Third, we related individual activity patterns to individual course performance, which contributed partly to students’ course grade. Students’ group assignments were also graded but were not analyzed in this study. To pass the course, students had to divide their time between preparing for the individual and the group assessment. Nevertheless, we incorporated the group assignment in the activity patterns using the hours students reported working on the group assignment. Therefore, we considered students’ preparation for both assessments despite only analyzing the effects on individual course performance.
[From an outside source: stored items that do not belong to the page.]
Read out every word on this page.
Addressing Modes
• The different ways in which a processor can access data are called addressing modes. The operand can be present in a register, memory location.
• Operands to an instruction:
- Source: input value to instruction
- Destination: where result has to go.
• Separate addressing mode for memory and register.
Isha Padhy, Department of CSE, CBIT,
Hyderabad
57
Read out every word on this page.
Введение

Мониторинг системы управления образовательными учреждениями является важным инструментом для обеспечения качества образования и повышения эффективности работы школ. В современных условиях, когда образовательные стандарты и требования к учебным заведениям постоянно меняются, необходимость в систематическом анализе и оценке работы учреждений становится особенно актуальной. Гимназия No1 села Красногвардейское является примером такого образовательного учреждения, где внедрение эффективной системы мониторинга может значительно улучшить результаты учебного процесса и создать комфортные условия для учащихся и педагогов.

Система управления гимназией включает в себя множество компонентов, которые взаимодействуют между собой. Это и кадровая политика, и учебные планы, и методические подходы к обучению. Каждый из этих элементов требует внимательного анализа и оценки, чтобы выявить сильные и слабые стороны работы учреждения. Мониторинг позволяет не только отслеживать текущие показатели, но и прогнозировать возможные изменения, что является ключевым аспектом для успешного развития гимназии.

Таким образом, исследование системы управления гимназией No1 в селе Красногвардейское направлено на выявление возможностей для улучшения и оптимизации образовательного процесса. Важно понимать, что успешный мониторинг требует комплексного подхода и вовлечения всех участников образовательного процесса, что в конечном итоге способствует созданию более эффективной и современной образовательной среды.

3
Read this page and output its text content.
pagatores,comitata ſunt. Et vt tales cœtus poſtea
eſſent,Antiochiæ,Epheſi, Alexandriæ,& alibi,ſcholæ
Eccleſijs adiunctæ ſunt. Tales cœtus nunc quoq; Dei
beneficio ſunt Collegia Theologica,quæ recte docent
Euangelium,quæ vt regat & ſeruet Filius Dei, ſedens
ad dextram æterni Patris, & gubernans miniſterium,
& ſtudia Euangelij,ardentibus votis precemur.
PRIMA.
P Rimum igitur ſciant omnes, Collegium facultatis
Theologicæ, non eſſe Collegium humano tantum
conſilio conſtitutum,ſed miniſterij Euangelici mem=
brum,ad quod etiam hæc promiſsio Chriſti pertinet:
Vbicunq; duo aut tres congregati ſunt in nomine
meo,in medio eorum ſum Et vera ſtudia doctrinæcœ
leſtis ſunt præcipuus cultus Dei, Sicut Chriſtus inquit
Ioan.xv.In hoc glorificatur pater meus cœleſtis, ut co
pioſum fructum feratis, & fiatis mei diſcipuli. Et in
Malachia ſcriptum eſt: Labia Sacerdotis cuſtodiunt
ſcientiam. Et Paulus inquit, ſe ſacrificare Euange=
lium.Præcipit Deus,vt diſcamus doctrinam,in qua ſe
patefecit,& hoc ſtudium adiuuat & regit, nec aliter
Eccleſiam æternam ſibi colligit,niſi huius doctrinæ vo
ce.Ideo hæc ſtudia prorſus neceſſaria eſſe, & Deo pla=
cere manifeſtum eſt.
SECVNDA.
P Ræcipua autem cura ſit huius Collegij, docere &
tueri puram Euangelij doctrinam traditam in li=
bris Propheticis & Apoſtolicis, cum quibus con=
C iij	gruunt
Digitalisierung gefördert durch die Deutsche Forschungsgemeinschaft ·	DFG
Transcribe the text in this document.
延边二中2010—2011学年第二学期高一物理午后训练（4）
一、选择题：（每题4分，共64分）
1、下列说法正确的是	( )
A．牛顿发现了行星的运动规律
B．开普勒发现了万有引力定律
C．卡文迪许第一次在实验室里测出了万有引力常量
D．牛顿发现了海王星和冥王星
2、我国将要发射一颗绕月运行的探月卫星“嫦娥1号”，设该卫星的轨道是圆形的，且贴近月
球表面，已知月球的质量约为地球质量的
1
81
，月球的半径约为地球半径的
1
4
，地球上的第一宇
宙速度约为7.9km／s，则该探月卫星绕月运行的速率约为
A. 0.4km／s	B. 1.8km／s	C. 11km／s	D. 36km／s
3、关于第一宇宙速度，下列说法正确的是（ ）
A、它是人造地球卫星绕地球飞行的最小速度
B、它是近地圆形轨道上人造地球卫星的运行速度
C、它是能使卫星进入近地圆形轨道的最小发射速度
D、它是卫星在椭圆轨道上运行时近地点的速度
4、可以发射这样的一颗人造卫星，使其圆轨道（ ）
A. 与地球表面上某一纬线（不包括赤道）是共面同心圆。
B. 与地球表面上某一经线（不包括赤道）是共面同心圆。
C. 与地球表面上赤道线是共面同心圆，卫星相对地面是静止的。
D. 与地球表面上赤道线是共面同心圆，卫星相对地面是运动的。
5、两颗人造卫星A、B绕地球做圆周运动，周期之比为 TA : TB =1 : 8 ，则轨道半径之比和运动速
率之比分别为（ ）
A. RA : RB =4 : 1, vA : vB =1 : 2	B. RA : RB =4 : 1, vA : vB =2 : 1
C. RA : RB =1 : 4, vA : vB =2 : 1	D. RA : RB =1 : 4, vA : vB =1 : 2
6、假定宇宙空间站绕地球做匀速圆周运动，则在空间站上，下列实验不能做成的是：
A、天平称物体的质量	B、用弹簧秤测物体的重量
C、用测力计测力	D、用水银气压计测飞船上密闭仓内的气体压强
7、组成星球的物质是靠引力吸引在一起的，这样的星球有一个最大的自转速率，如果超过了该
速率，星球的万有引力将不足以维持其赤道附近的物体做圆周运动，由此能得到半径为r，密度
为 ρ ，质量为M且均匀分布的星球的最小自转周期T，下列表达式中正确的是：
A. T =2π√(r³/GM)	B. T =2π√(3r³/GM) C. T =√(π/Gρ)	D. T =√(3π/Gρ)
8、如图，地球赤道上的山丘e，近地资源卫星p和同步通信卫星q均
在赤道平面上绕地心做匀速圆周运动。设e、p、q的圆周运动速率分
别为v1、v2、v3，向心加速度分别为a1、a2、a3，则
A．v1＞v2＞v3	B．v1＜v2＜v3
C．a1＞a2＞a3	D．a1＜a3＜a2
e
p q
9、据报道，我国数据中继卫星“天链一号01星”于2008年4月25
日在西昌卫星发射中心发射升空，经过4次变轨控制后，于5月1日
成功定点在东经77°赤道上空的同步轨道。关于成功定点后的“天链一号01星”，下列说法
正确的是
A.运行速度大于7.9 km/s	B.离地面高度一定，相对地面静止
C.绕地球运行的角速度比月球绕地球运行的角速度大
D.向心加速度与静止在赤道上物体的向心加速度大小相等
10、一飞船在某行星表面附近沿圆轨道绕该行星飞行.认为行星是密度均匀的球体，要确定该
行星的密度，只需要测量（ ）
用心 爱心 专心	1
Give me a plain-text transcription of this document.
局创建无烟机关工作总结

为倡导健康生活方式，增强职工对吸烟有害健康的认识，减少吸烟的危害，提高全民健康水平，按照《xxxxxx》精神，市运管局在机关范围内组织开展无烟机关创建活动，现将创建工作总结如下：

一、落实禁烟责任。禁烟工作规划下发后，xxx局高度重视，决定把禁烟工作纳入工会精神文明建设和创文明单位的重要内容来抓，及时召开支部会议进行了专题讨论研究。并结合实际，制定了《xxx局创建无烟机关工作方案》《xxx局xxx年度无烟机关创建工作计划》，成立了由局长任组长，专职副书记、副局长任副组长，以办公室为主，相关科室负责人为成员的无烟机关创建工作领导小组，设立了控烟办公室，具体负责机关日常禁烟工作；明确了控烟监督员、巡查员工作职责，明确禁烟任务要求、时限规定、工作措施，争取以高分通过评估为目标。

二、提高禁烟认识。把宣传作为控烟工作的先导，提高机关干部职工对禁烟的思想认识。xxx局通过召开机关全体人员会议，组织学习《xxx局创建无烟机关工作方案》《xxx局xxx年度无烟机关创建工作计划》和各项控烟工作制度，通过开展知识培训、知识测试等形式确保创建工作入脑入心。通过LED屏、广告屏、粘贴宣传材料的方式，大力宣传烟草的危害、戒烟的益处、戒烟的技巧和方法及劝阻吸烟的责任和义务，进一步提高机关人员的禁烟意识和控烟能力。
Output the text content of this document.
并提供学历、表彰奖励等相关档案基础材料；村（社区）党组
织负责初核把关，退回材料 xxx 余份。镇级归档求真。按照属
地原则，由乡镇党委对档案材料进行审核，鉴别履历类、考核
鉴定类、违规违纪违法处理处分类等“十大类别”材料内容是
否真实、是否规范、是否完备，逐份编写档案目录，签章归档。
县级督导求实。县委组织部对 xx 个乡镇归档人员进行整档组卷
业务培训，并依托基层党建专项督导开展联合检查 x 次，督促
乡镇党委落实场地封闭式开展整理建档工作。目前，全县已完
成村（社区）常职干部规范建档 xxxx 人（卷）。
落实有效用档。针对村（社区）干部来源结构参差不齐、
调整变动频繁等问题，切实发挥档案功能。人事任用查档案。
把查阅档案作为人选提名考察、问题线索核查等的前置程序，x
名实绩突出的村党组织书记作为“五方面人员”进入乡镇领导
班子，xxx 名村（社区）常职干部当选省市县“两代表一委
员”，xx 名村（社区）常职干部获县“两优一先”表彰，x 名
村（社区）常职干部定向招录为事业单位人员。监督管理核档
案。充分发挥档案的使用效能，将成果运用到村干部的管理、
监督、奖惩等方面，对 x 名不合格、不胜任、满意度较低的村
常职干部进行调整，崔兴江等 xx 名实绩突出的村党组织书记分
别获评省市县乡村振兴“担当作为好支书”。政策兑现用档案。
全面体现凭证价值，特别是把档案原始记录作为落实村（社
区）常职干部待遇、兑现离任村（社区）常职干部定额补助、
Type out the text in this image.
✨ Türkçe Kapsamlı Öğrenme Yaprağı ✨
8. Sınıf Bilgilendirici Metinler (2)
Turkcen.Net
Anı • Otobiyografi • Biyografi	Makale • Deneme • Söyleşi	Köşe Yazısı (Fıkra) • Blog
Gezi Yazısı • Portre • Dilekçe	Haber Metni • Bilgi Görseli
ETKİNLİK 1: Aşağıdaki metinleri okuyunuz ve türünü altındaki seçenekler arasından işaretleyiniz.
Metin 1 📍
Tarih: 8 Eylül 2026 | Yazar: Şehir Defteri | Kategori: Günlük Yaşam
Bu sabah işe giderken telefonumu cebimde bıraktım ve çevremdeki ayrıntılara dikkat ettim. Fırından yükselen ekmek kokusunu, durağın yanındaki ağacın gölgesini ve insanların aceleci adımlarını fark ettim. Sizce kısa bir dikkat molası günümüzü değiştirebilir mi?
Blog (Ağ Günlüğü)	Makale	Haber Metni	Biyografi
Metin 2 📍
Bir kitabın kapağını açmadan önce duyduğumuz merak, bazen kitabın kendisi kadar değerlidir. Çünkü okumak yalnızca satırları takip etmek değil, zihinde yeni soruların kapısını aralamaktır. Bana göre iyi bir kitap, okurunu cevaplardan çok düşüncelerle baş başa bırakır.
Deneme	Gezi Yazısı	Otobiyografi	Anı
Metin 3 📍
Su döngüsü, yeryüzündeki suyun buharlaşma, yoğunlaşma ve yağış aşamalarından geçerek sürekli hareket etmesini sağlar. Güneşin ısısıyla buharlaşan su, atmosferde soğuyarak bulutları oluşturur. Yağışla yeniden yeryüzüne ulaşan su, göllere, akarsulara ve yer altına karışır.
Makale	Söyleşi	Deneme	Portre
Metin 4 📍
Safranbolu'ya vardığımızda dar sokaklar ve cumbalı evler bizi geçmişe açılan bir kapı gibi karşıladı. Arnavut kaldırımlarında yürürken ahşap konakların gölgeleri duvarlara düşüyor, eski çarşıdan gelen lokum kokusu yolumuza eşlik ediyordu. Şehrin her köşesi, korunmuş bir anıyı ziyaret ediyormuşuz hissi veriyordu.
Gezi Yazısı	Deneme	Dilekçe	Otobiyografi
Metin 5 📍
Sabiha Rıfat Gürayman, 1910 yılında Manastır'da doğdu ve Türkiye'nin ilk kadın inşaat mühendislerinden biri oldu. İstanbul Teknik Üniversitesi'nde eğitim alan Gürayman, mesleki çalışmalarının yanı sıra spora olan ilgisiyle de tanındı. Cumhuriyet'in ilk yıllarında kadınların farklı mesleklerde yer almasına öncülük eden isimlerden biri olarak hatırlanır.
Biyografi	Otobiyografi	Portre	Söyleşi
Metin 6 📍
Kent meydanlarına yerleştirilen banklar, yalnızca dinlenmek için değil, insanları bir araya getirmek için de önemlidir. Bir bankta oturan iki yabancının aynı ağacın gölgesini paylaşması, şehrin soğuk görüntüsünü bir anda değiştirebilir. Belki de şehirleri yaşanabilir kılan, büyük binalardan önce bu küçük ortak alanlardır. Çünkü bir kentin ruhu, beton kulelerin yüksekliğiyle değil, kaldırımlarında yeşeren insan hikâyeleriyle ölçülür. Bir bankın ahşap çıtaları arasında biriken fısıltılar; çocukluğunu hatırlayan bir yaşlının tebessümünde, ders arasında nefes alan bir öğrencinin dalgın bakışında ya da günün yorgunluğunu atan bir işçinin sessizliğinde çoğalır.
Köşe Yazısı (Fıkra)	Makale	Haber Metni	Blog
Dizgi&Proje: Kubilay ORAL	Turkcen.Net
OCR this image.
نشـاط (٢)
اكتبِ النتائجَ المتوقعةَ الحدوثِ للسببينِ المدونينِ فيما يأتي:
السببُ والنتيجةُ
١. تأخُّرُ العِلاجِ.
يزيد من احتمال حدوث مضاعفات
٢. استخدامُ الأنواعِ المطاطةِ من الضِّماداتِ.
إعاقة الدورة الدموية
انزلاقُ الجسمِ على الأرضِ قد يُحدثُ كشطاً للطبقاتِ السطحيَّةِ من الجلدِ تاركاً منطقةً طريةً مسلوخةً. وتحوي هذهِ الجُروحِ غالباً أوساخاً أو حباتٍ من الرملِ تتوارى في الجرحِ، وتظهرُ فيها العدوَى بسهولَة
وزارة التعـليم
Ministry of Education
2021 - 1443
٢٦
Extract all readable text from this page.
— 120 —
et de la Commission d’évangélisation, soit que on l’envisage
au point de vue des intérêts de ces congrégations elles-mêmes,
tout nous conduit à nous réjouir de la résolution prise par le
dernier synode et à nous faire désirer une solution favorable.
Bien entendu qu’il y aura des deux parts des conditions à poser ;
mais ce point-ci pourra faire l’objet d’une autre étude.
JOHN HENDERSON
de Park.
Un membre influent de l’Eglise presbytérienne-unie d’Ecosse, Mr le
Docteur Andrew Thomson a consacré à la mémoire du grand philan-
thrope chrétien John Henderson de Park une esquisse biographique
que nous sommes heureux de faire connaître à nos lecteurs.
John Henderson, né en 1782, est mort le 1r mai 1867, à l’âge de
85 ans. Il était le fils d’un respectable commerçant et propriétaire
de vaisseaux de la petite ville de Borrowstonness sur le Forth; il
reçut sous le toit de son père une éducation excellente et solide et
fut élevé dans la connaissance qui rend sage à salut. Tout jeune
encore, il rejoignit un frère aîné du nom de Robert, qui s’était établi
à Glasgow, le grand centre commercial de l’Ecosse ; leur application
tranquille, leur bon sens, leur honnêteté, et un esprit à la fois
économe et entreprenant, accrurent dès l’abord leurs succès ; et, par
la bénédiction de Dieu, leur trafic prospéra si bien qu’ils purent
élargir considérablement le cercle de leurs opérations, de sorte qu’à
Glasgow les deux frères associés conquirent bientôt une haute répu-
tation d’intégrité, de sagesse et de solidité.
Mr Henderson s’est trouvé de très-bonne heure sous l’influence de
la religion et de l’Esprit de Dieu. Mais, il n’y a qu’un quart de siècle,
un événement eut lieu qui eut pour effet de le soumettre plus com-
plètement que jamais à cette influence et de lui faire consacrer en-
Last, in addition to trace data, we used self-reported measures of the hours spent reading the book and working on the group project. A drawback of self-reported measures is their subjectivity, suggesting that students might have over- or underestimated the hours they spent reading the book and working on the group project. By combining self-report measures with trace data, this study considers both offline and online preparation, thus extending prior FC research mainly focused on trace data. Another limitation of our measures is that the reliability of the sub-scale environmental structuring was slightly below the acceptable threshold of 0.70.

Conclusion

The present study contributes to existing literature on student activity clusters in the FC and the investigation of preparatory activity patterns provides important findings on how changes in activities over time relate to course performance, motivation, and self-regulation. Students with consistent intensive preparatory activity patterns had higher course performance, higher intrinsic motivation at the first time point, and higher time management at the middle of the course than students with patterns with lower activity. The temporal investigation of activity patterns provided important insights into how preparation (or lack thereof) at different phases of the course relates to course performance. Furthermore, we provide initial findings relating students’ intrinsic motivation and self-regulation to their activity patterns.